25/06/2012
Critique de la raison progressiste
"Quelqu'un se risquera bien à écrire un jour, sur le modèle de l'opération kantienne, une Critique de la Raison progressiste exposant l'ensemble des formes a priori de sa sensibilité et des catégories de son entendement. On comprendra sans doute mieux, alors, comment ce sont les structures transcendantales de cette Raison qui lui interdisent a priori de construire un certain nombre d'énoncés.
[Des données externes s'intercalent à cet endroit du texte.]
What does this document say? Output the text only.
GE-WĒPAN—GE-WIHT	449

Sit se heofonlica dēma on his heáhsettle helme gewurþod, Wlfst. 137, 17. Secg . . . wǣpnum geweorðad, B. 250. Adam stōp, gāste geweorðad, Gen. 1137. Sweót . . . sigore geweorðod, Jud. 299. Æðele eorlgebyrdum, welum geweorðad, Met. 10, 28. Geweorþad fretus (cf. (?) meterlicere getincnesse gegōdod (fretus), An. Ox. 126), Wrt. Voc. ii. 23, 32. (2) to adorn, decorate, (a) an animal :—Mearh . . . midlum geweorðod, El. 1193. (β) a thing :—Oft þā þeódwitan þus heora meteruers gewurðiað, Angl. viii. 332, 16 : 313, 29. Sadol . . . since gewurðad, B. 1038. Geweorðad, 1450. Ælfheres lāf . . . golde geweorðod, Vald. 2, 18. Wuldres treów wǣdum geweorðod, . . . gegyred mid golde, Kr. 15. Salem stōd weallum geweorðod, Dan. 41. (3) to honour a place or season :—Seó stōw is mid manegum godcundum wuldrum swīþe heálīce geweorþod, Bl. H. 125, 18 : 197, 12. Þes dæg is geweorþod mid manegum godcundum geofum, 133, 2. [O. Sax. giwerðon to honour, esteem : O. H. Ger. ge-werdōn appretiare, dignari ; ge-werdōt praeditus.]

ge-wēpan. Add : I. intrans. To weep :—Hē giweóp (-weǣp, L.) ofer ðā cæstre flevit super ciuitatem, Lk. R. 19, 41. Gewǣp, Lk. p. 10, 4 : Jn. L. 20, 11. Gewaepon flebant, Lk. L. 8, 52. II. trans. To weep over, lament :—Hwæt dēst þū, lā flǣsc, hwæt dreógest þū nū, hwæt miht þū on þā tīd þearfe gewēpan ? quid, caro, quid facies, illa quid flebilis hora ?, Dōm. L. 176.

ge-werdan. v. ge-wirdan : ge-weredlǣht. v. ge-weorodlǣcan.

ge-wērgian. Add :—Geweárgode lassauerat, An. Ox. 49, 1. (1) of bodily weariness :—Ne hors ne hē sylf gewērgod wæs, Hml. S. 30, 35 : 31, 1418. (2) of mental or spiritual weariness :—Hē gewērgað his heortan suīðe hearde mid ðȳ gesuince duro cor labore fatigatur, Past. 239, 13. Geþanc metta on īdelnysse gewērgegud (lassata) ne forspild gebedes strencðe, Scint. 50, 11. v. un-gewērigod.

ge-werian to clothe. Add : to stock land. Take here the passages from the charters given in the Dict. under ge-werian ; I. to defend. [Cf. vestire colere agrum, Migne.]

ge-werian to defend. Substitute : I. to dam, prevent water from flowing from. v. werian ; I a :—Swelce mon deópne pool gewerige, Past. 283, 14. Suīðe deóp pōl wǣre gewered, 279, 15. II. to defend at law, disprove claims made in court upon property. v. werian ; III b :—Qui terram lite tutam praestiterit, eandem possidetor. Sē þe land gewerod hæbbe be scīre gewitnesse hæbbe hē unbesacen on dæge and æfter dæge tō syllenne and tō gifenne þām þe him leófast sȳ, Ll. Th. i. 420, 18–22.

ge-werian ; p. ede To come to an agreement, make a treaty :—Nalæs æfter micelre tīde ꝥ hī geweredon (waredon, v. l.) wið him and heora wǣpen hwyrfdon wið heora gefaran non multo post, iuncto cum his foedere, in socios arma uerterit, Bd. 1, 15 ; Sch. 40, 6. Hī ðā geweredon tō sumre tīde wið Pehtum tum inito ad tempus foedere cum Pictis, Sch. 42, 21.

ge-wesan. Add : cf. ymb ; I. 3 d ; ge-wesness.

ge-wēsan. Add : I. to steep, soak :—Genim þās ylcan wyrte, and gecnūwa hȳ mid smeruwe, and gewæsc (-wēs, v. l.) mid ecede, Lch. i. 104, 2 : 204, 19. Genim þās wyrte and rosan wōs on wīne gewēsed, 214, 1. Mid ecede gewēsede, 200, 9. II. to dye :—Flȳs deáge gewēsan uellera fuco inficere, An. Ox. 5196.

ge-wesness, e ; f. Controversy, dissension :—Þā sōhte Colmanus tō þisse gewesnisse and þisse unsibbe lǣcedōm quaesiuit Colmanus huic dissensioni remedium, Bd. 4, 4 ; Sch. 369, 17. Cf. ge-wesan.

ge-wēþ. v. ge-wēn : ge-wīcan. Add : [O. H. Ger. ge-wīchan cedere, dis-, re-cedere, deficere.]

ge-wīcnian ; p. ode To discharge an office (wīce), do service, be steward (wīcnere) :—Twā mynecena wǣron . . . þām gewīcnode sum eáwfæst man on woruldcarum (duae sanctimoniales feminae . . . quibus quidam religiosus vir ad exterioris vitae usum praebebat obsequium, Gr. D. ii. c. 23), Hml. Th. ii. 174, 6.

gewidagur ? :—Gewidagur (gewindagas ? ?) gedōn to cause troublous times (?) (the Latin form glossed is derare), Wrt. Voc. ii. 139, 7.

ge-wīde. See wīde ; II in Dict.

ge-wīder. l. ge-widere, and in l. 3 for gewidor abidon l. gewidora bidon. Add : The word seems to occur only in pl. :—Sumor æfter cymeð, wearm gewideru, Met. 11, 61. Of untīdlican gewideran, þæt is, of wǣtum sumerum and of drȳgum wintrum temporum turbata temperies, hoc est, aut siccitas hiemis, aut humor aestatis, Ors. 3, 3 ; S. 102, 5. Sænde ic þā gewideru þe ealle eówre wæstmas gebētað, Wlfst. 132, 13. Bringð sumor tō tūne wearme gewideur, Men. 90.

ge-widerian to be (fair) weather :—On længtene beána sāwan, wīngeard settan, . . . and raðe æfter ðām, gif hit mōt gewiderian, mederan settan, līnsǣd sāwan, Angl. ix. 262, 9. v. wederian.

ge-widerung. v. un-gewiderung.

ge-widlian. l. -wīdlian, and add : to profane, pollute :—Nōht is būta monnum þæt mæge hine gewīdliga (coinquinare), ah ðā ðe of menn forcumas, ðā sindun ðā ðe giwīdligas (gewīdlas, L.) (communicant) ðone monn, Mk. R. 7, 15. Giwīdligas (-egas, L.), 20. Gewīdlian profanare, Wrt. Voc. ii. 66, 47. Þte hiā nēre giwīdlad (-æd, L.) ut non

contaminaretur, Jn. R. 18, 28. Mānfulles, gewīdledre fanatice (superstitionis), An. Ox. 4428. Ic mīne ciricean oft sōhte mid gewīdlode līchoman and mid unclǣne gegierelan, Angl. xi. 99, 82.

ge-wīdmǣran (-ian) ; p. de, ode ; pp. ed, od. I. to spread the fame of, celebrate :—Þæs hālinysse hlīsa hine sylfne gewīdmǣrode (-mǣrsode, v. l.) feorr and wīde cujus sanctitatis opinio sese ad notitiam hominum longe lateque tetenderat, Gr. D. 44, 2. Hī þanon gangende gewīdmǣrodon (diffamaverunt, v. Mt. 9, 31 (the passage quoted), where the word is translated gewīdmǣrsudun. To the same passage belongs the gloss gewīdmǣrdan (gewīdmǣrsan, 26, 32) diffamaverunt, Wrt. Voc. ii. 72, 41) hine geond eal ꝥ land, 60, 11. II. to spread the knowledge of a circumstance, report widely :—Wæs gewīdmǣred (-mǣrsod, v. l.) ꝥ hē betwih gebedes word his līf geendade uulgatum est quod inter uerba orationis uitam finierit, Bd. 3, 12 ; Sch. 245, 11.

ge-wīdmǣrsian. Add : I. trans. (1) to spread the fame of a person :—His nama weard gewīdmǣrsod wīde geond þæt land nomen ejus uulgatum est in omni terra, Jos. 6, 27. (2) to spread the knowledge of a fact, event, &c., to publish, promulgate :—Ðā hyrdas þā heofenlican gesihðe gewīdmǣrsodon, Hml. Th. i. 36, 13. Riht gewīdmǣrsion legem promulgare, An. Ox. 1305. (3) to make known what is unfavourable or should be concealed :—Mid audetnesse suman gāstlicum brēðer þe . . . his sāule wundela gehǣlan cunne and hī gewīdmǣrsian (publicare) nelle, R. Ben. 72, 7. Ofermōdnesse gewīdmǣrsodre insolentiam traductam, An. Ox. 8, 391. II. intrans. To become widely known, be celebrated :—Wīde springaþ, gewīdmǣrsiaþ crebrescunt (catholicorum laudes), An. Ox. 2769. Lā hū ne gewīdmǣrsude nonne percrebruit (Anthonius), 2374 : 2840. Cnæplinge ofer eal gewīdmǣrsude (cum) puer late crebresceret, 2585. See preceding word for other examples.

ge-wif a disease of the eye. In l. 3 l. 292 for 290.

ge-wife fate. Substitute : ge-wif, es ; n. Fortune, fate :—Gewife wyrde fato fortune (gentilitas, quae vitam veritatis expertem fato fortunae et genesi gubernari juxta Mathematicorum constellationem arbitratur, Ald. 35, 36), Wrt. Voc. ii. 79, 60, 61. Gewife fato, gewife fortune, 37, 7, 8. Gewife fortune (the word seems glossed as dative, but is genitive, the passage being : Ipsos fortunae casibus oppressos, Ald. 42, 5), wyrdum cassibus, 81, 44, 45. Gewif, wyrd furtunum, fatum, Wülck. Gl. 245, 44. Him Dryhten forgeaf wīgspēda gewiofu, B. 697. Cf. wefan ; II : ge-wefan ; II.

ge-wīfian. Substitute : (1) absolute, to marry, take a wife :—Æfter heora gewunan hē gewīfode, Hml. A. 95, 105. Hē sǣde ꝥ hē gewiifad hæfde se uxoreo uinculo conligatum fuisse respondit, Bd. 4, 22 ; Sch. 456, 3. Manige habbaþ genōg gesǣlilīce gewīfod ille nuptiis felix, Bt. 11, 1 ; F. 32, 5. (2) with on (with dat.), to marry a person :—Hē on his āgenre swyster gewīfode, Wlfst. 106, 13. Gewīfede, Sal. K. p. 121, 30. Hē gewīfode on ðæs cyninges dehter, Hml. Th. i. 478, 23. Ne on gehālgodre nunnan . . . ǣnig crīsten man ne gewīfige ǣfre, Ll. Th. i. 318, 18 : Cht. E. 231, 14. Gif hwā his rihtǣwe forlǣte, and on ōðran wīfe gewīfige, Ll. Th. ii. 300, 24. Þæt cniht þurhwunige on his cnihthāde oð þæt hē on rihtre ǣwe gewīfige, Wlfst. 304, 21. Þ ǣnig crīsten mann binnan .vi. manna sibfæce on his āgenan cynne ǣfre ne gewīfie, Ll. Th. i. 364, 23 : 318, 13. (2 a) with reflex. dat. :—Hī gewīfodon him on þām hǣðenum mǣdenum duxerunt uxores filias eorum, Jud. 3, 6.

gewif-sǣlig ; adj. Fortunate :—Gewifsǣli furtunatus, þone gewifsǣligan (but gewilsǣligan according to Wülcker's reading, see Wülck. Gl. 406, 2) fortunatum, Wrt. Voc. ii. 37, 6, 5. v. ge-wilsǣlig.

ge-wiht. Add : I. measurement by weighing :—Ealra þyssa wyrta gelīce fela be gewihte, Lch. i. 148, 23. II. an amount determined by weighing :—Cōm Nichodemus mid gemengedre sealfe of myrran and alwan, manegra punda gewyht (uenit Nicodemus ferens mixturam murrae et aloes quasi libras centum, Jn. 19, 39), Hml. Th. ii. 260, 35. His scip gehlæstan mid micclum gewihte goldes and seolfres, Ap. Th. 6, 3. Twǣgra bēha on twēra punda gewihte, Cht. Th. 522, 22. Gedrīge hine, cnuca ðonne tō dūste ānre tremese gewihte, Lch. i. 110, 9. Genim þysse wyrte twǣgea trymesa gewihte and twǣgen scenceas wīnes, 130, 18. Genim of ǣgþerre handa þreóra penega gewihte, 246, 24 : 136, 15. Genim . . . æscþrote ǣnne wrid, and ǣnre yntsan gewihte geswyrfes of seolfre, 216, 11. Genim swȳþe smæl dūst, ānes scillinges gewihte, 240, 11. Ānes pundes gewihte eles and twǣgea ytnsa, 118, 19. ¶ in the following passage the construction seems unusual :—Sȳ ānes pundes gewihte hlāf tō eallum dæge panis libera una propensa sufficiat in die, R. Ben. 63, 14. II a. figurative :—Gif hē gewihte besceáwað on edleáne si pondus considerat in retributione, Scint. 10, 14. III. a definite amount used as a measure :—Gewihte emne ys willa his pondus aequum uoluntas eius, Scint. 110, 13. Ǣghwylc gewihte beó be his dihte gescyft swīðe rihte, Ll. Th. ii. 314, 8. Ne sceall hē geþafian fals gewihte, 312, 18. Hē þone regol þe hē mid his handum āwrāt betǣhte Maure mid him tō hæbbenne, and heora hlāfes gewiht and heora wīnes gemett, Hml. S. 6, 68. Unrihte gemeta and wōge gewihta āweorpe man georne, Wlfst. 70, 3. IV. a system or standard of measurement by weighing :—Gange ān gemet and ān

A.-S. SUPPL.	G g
Par exemple, une proposition aussi simple que «dans ce domaine précis, les choses allaient mieux avant», est impossible à former, pour l'entendement progressiste, quel que soit le domaine de référence, précisément parce que son interdiction est d'origine transcendantale. C'est pourquoi un progressiste — et particulièrement un progressiste de gauche — est toujours saisi par la crainte et le tremblement, chaque fois que vient à s'immiscer en lui l'idée diabolique que sur tel ou tel point, la situation était peut-être meilleure à un stade moins avancé du développement capitaliste. La terreur qui l'envahit et le paralyse à ce moment précis est alors, comme chacun l'a déjà deviné, celle qui doit tenir l'être humain éternellement éloigné du péché des péchés : celui d'avoir eu, même malgré soi, une mauvaise pensée, c'est-à-dire une pensée réactionnaire." Jean-Claude Michéa, Orwell éducateur, pp. 84-85.